Bush accountants and farm equipment suppliers are applauding another federal budget increase to the amount farmers can spend on new assets to qualify for instant tax rebates, saying the flow-on benefits may be life saving for firms in struggling regional economies.
Longer term plans to streamline the tax rate scale were also a bonus for individual workers, and fast tracked corporate tax rate cuts for companies with less than $50 million annual turnover have been praised, too, as they drop from 27.5 per cent to 26pc next year, then 25pc in 2021-22.
The corporate tax cuts are five years earlier than previously planned and set to help about 970,000 small businesses nationally.
The new farm asset depreciation tax write-off applies to purchases worth up to $30,000 made from April 2 (until June 30, 2020).
Until now the purchase had to be worth less than $20,000.
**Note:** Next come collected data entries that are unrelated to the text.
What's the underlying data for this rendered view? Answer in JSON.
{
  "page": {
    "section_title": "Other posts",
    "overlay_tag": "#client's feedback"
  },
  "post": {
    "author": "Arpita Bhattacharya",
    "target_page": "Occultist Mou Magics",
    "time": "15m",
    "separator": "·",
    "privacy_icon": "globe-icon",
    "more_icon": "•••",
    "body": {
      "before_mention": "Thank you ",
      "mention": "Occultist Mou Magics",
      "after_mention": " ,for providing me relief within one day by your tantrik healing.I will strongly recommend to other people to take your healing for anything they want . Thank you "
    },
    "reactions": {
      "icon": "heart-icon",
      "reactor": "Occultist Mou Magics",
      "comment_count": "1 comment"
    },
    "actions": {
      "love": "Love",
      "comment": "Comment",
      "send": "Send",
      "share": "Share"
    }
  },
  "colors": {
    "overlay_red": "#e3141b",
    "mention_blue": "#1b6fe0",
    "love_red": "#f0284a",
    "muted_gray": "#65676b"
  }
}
Extending the spending amount allowed for an asset write-off will certainly help farmers, but importantly it also means a lot to regional motorbike and machinery dealers
- Scott Christian, Boyce Chartered Accountants
The write-off now also extends to small businesses with a turnover of up to $50m (previously $10m).
That's well above average farm turnover, but likely to include spending by many regional agribusinesses such as grain traders, fuel and fertiliser suppliers and others providing farm input services.
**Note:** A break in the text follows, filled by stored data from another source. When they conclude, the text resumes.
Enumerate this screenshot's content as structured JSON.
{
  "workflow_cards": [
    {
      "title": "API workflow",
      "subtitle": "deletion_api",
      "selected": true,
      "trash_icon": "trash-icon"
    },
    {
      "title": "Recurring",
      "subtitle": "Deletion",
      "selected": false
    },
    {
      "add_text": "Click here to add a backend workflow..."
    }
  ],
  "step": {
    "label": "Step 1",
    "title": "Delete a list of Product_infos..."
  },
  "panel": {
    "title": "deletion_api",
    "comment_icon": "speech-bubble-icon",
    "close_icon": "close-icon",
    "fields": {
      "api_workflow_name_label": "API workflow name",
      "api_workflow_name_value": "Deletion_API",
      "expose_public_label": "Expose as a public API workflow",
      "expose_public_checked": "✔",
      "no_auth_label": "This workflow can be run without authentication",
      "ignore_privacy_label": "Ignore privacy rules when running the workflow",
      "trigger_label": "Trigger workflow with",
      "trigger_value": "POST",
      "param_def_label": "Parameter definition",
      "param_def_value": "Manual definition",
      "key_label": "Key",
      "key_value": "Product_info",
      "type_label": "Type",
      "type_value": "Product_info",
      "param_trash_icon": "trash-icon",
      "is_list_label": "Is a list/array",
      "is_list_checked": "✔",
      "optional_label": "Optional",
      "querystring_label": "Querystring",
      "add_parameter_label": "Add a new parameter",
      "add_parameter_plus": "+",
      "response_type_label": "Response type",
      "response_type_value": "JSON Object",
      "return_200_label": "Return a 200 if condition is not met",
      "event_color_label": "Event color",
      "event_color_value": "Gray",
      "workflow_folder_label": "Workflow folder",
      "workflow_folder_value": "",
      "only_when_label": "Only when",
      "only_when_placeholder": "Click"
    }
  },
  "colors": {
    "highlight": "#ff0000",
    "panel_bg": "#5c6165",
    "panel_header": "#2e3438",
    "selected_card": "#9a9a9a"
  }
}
"Extending the spending amount allowed for an asset write-off will certainly help farmers, but importantly it also means a lot to regional motorbike and machinery dealers who are likely to benefit from a broad range of extra business it generates," said Dubbo based director with Boyce Chartered Accountants, Scott Christian.
Any asset purchase used entirely by the farm business, from wool presses to cattle crushes or second hand farm vehicles, qualifies for the tax rebate.
He noted, however, the write-off benefit did not deliver a full refund on the cost of new gear - a point farmers sometimes misunderstood.
Based on farm earnings taxed at the 37pc marginal company tax rate, a business' cash saving on a $30,000 (GST exclusive) equipment purchase represented an $11,100 reduction in the farm's tax bill.
RSM Australia director at Albury, and Burrumbuttock mixed livestock and grain producer, Gerard O'Brien, agreed drought-stressed regional economies should benefit from any tax-effective budget stimulus.
However, drought also meant the promised business tax cuts were unlikely to register as a significant win with many eastern states farmers in the next two trading years, given they were not expecting to have much income to be taxed.
We would have liked to see tax measures further aligned with the inherent risk of drought and flood
- Murray Fong, RSM Australia
RSM's business advisory principal, Murray Fong, said given drought posed significant risks to farming in Australia, the federal budget allocation for a future drought and disaster funds ensured money was being allocated for projects dedicated to preparing for, managing, and recovering from bad seasons.
"However, we would have liked to see tax measures further aligned with the inherent risk of drought and flood," he said.
Drought tax risk
"With about $6 billion held in farm management deposits, farmers now risk paying a significant taxes when withdrawing funds in drought or flood affected years as business losses in many cases are unable to be offset against the personal income of an FMD withdrawal."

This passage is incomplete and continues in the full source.